Putting our patients’ blood on a cold shelf somewhere getting old as 2,3-DPG (2,3-diphosphoglycerate) levels decrease makes this blood not an effective oxygen delivery system. In circuit intraoperative blood management techniques of acute normovolemic hemodilution combined with careful intraoperative technique and perioperative cell saver systems are better options benefitting our patients.

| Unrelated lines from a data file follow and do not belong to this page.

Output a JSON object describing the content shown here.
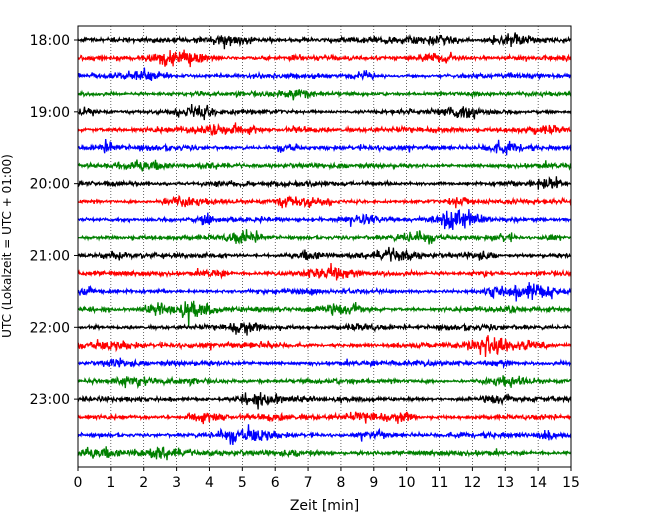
{
  "chart_data": {
    "type": "line",
    "title": "",
    "xlabel": "Zeit  [min]",
    "ylabel": "UTC (Lokalzeit = UTC + 01:00)",
    "xlim": [
      0,
      15
    ],
    "x_ticks": [
      "0",
      "1",
      "2",
      "3",
      "4",
      "5",
      "6",
      "7",
      "8",
      "9",
      "10",
      "11",
      "12",
      "13",
      "14",
      "15"
    ],
    "y_ticks": [
      "18:00",
      "19:00",
      "20:00",
      "21:00",
      "22:00",
      "23:00"
    ],
    "grid": "vertical dotted",
    "trace_colors": [
      "#000000",
      "#ff0000",
      "#0000ff",
      "#008000"
    ],
    "traces_start": "18:00",
    "traces_end": "23:45",
    "trace_interval_min": 15,
    "trace_count": 24
  }
}
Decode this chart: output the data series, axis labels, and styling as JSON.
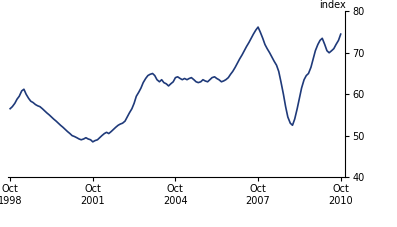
{
  "line_color": "#1F3A7A",
  "line_width": 1.2,
  "background_color": "#ffffff",
  "ylabel": "index",
  "ylim": [
    40,
    80
  ],
  "xlim_start": 1998.67,
  "xlim_end": 2010.92,
  "xtick_positions": [
    1998.75,
    2001.75,
    2004.75,
    2007.75,
    2010.75
  ],
  "xtick_labels": [
    "Oct\n1998",
    "Oct\n2001",
    "Oct\n2004",
    "Oct\n2007",
    "Oct\n2010"
  ],
  "ytick_positions": [
    40,
    50,
    60,
    70,
    80
  ],
  "ytick_labels": [
    "40",
    "50",
    "60",
    "70",
    "80"
  ],
  "data": [
    [
      1998.75,
      56.5
    ],
    [
      1998.83,
      57.0
    ],
    [
      1998.92,
      57.8
    ],
    [
      1999.0,
      58.8
    ],
    [
      1999.08,
      59.5
    ],
    [
      1999.17,
      60.8
    ],
    [
      1999.25,
      61.2
    ],
    [
      1999.33,
      60.0
    ],
    [
      1999.42,
      59.0
    ],
    [
      1999.5,
      58.3
    ],
    [
      1999.58,
      58.0
    ],
    [
      1999.67,
      57.5
    ],
    [
      1999.75,
      57.2
    ],
    [
      1999.83,
      57.0
    ],
    [
      1999.92,
      56.5
    ],
    [
      2000.0,
      56.0
    ],
    [
      2000.08,
      55.5
    ],
    [
      2000.17,
      55.0
    ],
    [
      2000.25,
      54.5
    ],
    [
      2000.33,
      54.0
    ],
    [
      2000.42,
      53.5
    ],
    [
      2000.5,
      53.0
    ],
    [
      2000.58,
      52.5
    ],
    [
      2000.67,
      52.0
    ],
    [
      2000.75,
      51.5
    ],
    [
      2000.83,
      51.0
    ],
    [
      2000.92,
      50.5
    ],
    [
      2001.0,
      50.0
    ],
    [
      2001.08,
      49.8
    ],
    [
      2001.17,
      49.5
    ],
    [
      2001.25,
      49.2
    ],
    [
      2001.33,
      49.0
    ],
    [
      2001.42,
      49.2
    ],
    [
      2001.5,
      49.5
    ],
    [
      2001.58,
      49.2
    ],
    [
      2001.67,
      49.0
    ],
    [
      2001.75,
      48.5
    ],
    [
      2001.83,
      48.8
    ],
    [
      2001.92,
      49.0
    ],
    [
      2002.0,
      49.5
    ],
    [
      2002.08,
      50.0
    ],
    [
      2002.17,
      50.5
    ],
    [
      2002.25,
      50.8
    ],
    [
      2002.33,
      50.5
    ],
    [
      2002.42,
      51.0
    ],
    [
      2002.5,
      51.5
    ],
    [
      2002.58,
      52.0
    ],
    [
      2002.67,
      52.5
    ],
    [
      2002.75,
      52.8
    ],
    [
      2002.83,
      53.0
    ],
    [
      2002.92,
      53.5
    ],
    [
      2003.0,
      54.5
    ],
    [
      2003.08,
      55.5
    ],
    [
      2003.17,
      56.5
    ],
    [
      2003.25,
      57.8
    ],
    [
      2003.33,
      59.5
    ],
    [
      2003.42,
      60.5
    ],
    [
      2003.5,
      61.5
    ],
    [
      2003.58,
      62.8
    ],
    [
      2003.67,
      63.8
    ],
    [
      2003.75,
      64.5
    ],
    [
      2003.83,
      64.8
    ],
    [
      2003.92,
      65.0
    ],
    [
      2004.0,
      64.5
    ],
    [
      2004.08,
      63.5
    ],
    [
      2004.17,
      63.0
    ],
    [
      2004.25,
      63.5
    ],
    [
      2004.33,
      62.8
    ],
    [
      2004.42,
      62.5
    ],
    [
      2004.5,
      62.0
    ],
    [
      2004.58,
      62.5
    ],
    [
      2004.67,
      63.0
    ],
    [
      2004.75,
      64.0
    ],
    [
      2004.83,
      64.2
    ],
    [
      2004.92,
      63.8
    ],
    [
      2005.0,
      63.5
    ],
    [
      2005.08,
      63.8
    ],
    [
      2005.17,
      63.5
    ],
    [
      2005.25,
      63.8
    ],
    [
      2005.33,
      64.0
    ],
    [
      2005.42,
      63.5
    ],
    [
      2005.5,
      63.0
    ],
    [
      2005.58,
      62.8
    ],
    [
      2005.67,
      63.0
    ],
    [
      2005.75,
      63.5
    ],
    [
      2005.83,
      63.2
    ],
    [
      2005.92,
      63.0
    ],
    [
      2006.0,
      63.5
    ],
    [
      2006.08,
      64.0
    ],
    [
      2006.17,
      64.2
    ],
    [
      2006.25,
      63.8
    ],
    [
      2006.33,
      63.5
    ],
    [
      2006.42,
      63.0
    ],
    [
      2006.5,
      63.2
    ],
    [
      2006.58,
      63.5
    ],
    [
      2006.67,
      64.0
    ],
    [
      2006.75,
      64.8
    ],
    [
      2006.83,
      65.5
    ],
    [
      2006.92,
      66.5
    ],
    [
      2007.0,
      67.5
    ],
    [
      2007.08,
      68.5
    ],
    [
      2007.17,
      69.5
    ],
    [
      2007.25,
      70.5
    ],
    [
      2007.33,
      71.5
    ],
    [
      2007.42,
      72.5
    ],
    [
      2007.5,
      73.5
    ],
    [
      2007.58,
      74.5
    ],
    [
      2007.67,
      75.5
    ],
    [
      2007.75,
      76.2
    ],
    [
      2007.83,
      75.0
    ],
    [
      2007.92,
      73.5
    ],
    [
      2008.0,
      72.0
    ],
    [
      2008.08,
      71.0
    ],
    [
      2008.17,
      70.0
    ],
    [
      2008.25,
      69.0
    ],
    [
      2008.33,
      68.0
    ],
    [
      2008.42,
      67.0
    ],
    [
      2008.5,
      65.5
    ],
    [
      2008.58,
      63.0
    ],
    [
      2008.67,
      60.0
    ],
    [
      2008.75,
      57.0
    ],
    [
      2008.83,
      54.5
    ],
    [
      2008.92,
      53.0
    ],
    [
      2009.0,
      52.5
    ],
    [
      2009.08,
      54.0
    ],
    [
      2009.17,
      56.5
    ],
    [
      2009.25,
      59.0
    ],
    [
      2009.33,
      61.5
    ],
    [
      2009.42,
      63.5
    ],
    [
      2009.5,
      64.5
    ],
    [
      2009.58,
      65.0
    ],
    [
      2009.67,
      66.5
    ],
    [
      2009.75,
      68.5
    ],
    [
      2009.83,
      70.5
    ],
    [
      2009.92,
      72.0
    ],
    [
      2010.0,
      73.0
    ],
    [
      2010.08,
      73.5
    ],
    [
      2010.17,
      72.0
    ],
    [
      2010.25,
      70.5
    ],
    [
      2010.33,
      70.0
    ],
    [
      2010.42,
      70.5
    ],
    [
      2010.5,
      71.0
    ],
    [
      2010.58,
      72.0
    ],
    [
      2010.67,
      73.0
    ],
    [
      2010.75,
      74.5
    ]
  ]
}
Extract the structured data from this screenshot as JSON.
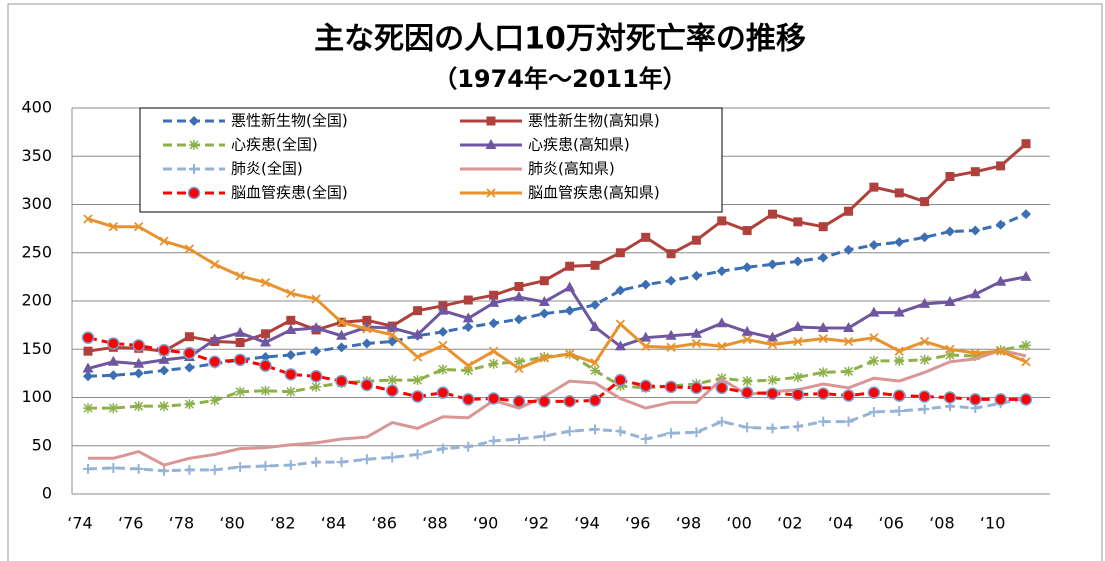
{
  "chart_data": {
    "type": "line",
    "title": "主な死因の人口10万対死亡率の推移",
    "subtitle": "（1974年～2011年）",
    "categories": [
      "‘74",
      null,
      "‘76",
      null,
      "‘78",
      null,
      "‘80",
      null,
      "‘82",
      null,
      "‘84",
      null,
      "‘86",
      null,
      "‘88",
      null,
      "‘90",
      null,
      "‘92",
      null,
      "‘94",
      null,
      "‘96",
      null,
      "‘98",
      null,
      "‘00",
      null,
      "‘02",
      null,
      "‘04",
      null,
      "‘06",
      null,
      "‘08",
      null,
      "‘10",
      null
    ],
    "ylim": [
      0,
      400
    ],
    "yticks": [
      0,
      50,
      100,
      150,
      200,
      250,
      300,
      350,
      400
    ],
    "grid": true,
    "legend": "top",
    "series": [
      {
        "name": "悪性新生物(全国)",
        "color": "#3c6eb4",
        "dash": true,
        "marker": "diamond",
        "values": [
          122,
          123,
          125,
          128,
          131,
          135,
          139,
          142,
          144,
          148,
          152,
          156,
          158,
          164,
          168,
          173,
          177,
          181,
          187,
          190,
          196,
          211,
          217,
          221,
          226,
          231,
          235,
          238,
          241,
          245,
          253,
          258,
          261,
          266,
          272,
          273,
          279,
          290
        ]
      },
      {
        "name": "悪性新生物(高知県)",
        "color": "#b0403c",
        "dash": false,
        "marker": "square",
        "values": [
          148,
          152,
          151,
          148,
          163,
          158,
          157,
          166,
          180,
          170,
          178,
          180,
          174,
          190,
          195,
          201,
          206,
          215,
          221,
          236,
          237,
          250,
          266,
          249,
          263,
          283,
          273,
          290,
          282,
          277,
          293,
          318,
          312,
          303,
          329,
          334,
          340,
          363
        ]
      },
      {
        "name": "心疾患(全国)",
        "color": "#8cb04a",
        "dash": true,
        "marker": "asterisk",
        "values": [
          89,
          89,
          91,
          91,
          93,
          97,
          106,
          107,
          106,
          111,
          115,
          117,
          118,
          118,
          129,
          128,
          135,
          137,
          142,
          145,
          128,
          112,
          110,
          112,
          114,
          120,
          117,
          118,
          121,
          126,
          127,
          138,
          138,
          139,
          144,
          143,
          149,
          154
        ]
      },
      {
        "name": "心疾患(高知県)",
        "color": "#6e57a0",
        "dash": false,
        "marker": "triangle",
        "values": [
          130,
          137,
          135,
          139,
          142,
          160,
          167,
          157,
          170,
          172,
          164,
          173,
          172,
          165,
          190,
          182,
          198,
          204,
          199,
          214,
          173,
          153,
          162,
          164,
          166,
          177,
          168,
          162,
          173,
          172,
          172,
          188,
          188,
          197,
          199,
          207,
          220,
          225
        ]
      },
      {
        "name": "肺炎(全国)",
        "color": "#95b3d7",
        "dash": true,
        "marker": "plus",
        "values": [
          26,
          27,
          26,
          24,
          25,
          25,
          28,
          29,
          30,
          33,
          33,
          36,
          38,
          41,
          47,
          49,
          55,
          57,
          60,
          65,
          67,
          65,
          57,
          63,
          64,
          75,
          69,
          68,
          70,
          75,
          75,
          85,
          86,
          88,
          91,
          89,
          94,
          99
        ]
      },
      {
        "name": "肺炎(高知県)",
        "color": "#d99694",
        "dash": false,
        "marker": "none",
        "values": [
          37,
          37,
          44,
          30,
          37,
          41,
          47,
          48,
          51,
          53,
          57,
          59,
          74,
          68,
          80,
          79,
          97,
          89,
          101,
          117,
          115,
          99,
          89,
          95,
          95,
          119,
          103,
          106,
          108,
          114,
          110,
          120,
          117,
          126,
          137,
          140,
          149,
          143
        ]
      },
      {
        "name": "脳血管疾患(全国)",
        "color": "#ff0000",
        "dash": true,
        "marker": "circle",
        "values": [
          162,
          156,
          154,
          149,
          146,
          137,
          139,
          133,
          124,
          122,
          117,
          113,
          107,
          101,
          105,
          98,
          99,
          96,
          96,
          96,
          97,
          118,
          112,
          111,
          110,
          110,
          105,
          104,
          103,
          104,
          102,
          105,
          102,
          101,
          100,
          98,
          98,
          98
        ]
      },
      {
        "name": "脳血管疾患(高知県)",
        "color": "#e8922e",
        "dash": false,
        "marker": "x",
        "values": [
          285,
          277,
          277,
          262,
          254,
          238,
          226,
          219,
          208,
          202,
          178,
          171,
          165,
          142,
          154,
          133,
          148,
          130,
          141,
          145,
          136,
          176,
          153,
          152,
          156,
          153,
          160,
          155,
          158,
          161,
          158,
          162,
          148,
          158,
          150,
          146,
          148,
          137
        ]
      }
    ]
  }
}
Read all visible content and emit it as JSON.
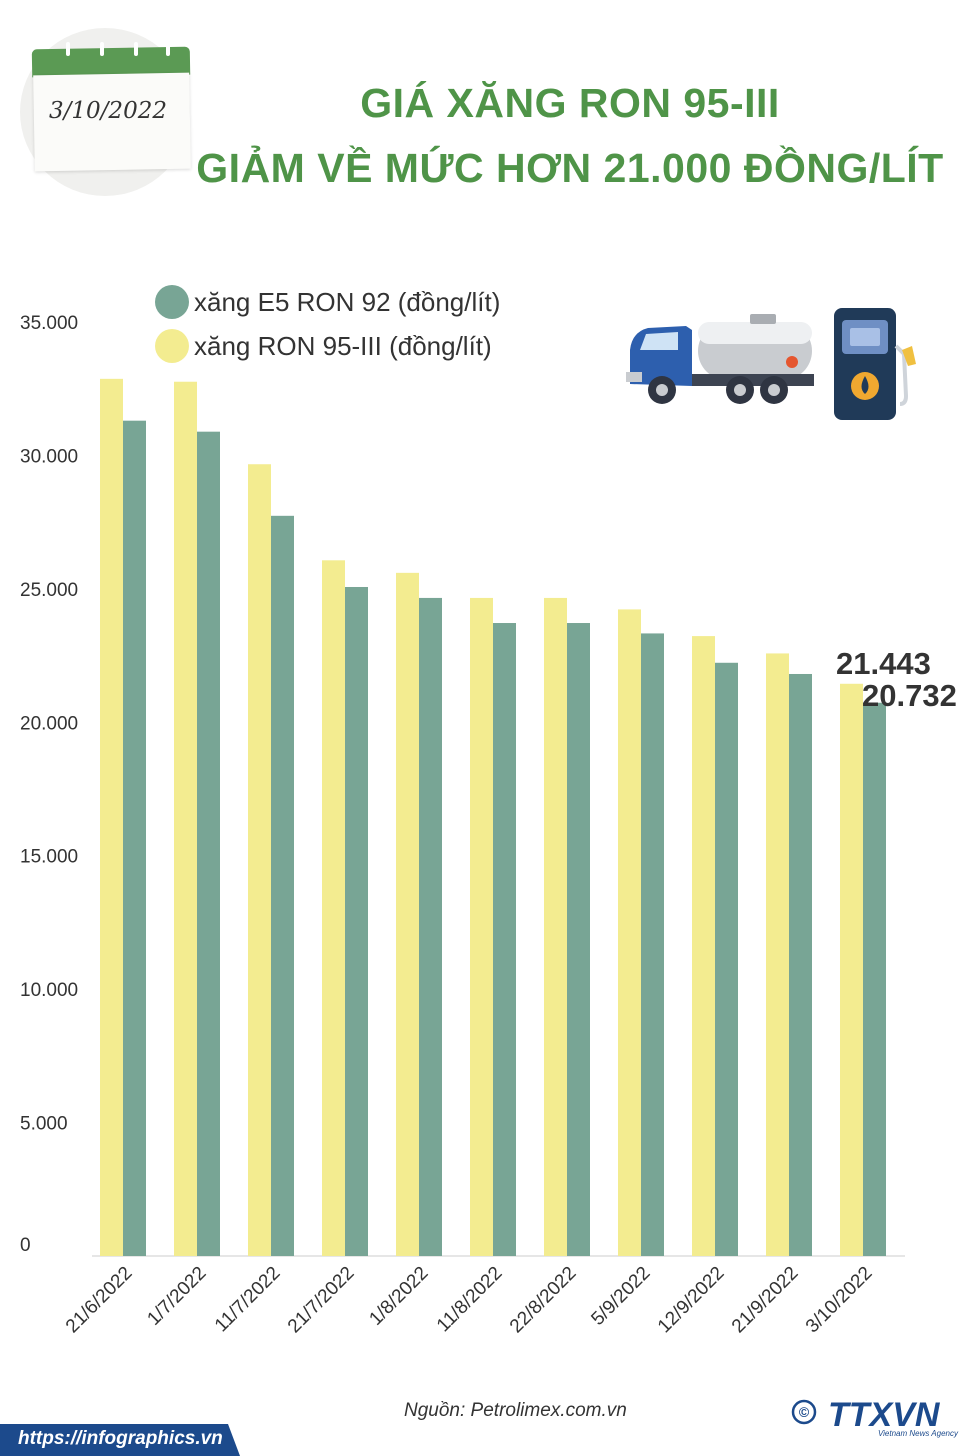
{
  "header": {
    "date": "3/10/2022",
    "title_line1": "GIÁ XĂNG RON 95-III",
    "title_line2": "GIẢM VỀ MỨC HƠN 21.000 ĐỒNG/LÍT"
  },
  "chart_data": {
    "type": "bar",
    "categories": [
      "21/6/2022",
      "1/7/2022",
      "11/7/2022",
      "21/7/2022",
      "1/8/2022",
      "11/8/2022",
      "22/8/2022",
      "5/9/2022",
      "12/9/2022",
      "21/9/2022",
      "3/10/2022"
    ],
    "series": [
      {
        "name": "xăng RON 95-III (đồng/lít)",
        "color": "#f3ec90",
        "values": [
          32870,
          32762,
          29670,
          26070,
          25600,
          24660,
          24660,
          24230,
          23230,
          22580,
          21443
        ]
      },
      {
        "name": "xăng E5 RON 92 (đồng/lít)",
        "color": "#78a595",
        "values": [
          31302,
          30890,
          27737,
          25070,
          24660,
          23720,
          23720,
          23330,
          22230,
          21810,
          20732
        ]
      }
    ],
    "legend": [
      {
        "label": "xăng E5 RON 92 (đồng/lít)",
        "color": "#78a595"
      },
      {
        "label": "xăng RON 95-III (đồng/lít)",
        "color": "#f3ec90"
      }
    ],
    "legend_position": "top-left",
    "ylim": [
      0,
      35000
    ],
    "yticks": [
      "0",
      "5.000",
      "10.000",
      "15.000",
      "20.000",
      "25.000",
      "30.000",
      "35.000"
    ],
    "yticks_values": [
      0,
      5000,
      10000,
      15000,
      20000,
      25000,
      30000,
      35000
    ],
    "annotations": [
      "21.443",
      "20.732"
    ],
    "grid": false
  },
  "footer": {
    "source": "Nguồn: Petrolimex.com.vn",
    "url": "https://infographics.vn",
    "logo_text": "TTXVN",
    "logo_sub": "Vietnam News Agency",
    "copyright_symbol": "©"
  }
}
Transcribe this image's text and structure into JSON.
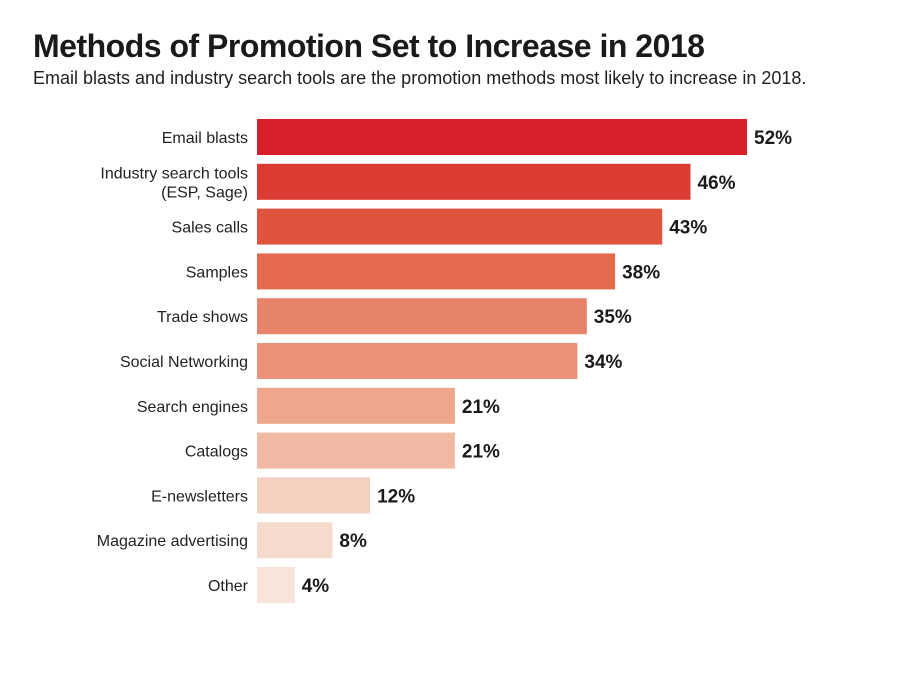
{
  "chart_data": {
    "type": "bar",
    "orientation": "horizontal",
    "title": "Methods of Promotion Set to Increase in 2018",
    "subtitle": "Email blasts and industry search tools are the promotion methods most likely to increase in 2018.",
    "categories": [
      [
        "Email blasts"
      ],
      [
        "Industry search tools",
        "(ESP, Sage)"
      ],
      [
        "Sales calls"
      ],
      [
        "Samples"
      ],
      [
        "Trade shows"
      ],
      [
        "Social Networking"
      ],
      [
        "Search engines"
      ],
      [
        "Catalogs"
      ],
      [
        "E-newsletters"
      ],
      [
        "Magazine advertising"
      ],
      [
        "Other"
      ]
    ],
    "values": [
      52,
      46,
      43,
      38,
      35,
      34,
      21,
      21,
      12,
      8,
      4
    ],
    "value_labels": [
      "52%",
      "46%",
      "43%",
      "38%",
      "35%",
      "34%",
      "21%",
      "21%",
      "12%",
      "8%",
      "4%"
    ],
    "unit": "%",
    "xlim": [
      0,
      52
    ],
    "grid": false,
    "legend": "none",
    "colors": [
      "#d7202a",
      "#dc3b33",
      "#e0533d",
      "#e46a4e",
      "#e7836a",
      "#ea927a",
      "#eea68c",
      "#f1b9a4",
      "#f5cfc0",
      "#f7dace",
      "#f9e4da"
    ]
  }
}
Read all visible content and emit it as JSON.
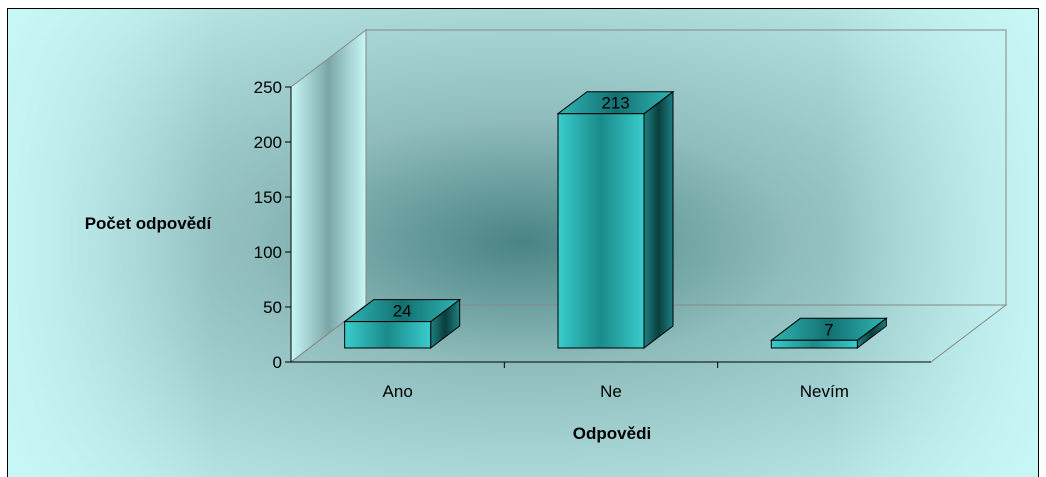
{
  "chart_data": {
    "type": "bar",
    "categories": [
      "Ano",
      "Ne",
      "Nevím"
    ],
    "values": [
      24,
      213,
      7
    ],
    "data_labels": [
      "24",
      "213",
      "7"
    ],
    "xlabel": "Odpovědi",
    "ylabel": "Počet odpovědí",
    "ylim": [
      0,
      250
    ],
    "yticks": [
      0,
      50,
      100,
      150,
      200,
      250
    ],
    "grid": false,
    "legend": "none",
    "style": "3d-column",
    "colors": {
      "bar_front": "#33c4c4",
      "bar_top": "#2aa8a8",
      "bar_side": "#157070",
      "background": "#c8f7f7",
      "background_dark": "#4a8484",
      "border": "#000000"
    }
  }
}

The challenge in joint replacement is to precisely place our implants and ensure the best functional outcome in our patients while minimizing the morbidity of the procedure and postoperative course. I work with each patient to go into surgery with a high Hb/Hct, to perform surgery in a way that minimizes blood loss, and to have postoperative protocols that will protect the patient from the risks of thrombosis while maintaining hemostasis.


David N. Feldman MD, FACS, FAAOS, is a founding member of the Society for the Advancement of Blood Management and is Associate Medical Director of the Institute for Patient Blood Management and Bloodless Medicine and Surgery at Englewood Hospital and Medical Center, Englewood, N.J.
Disclosure: He has no relevant disclosures.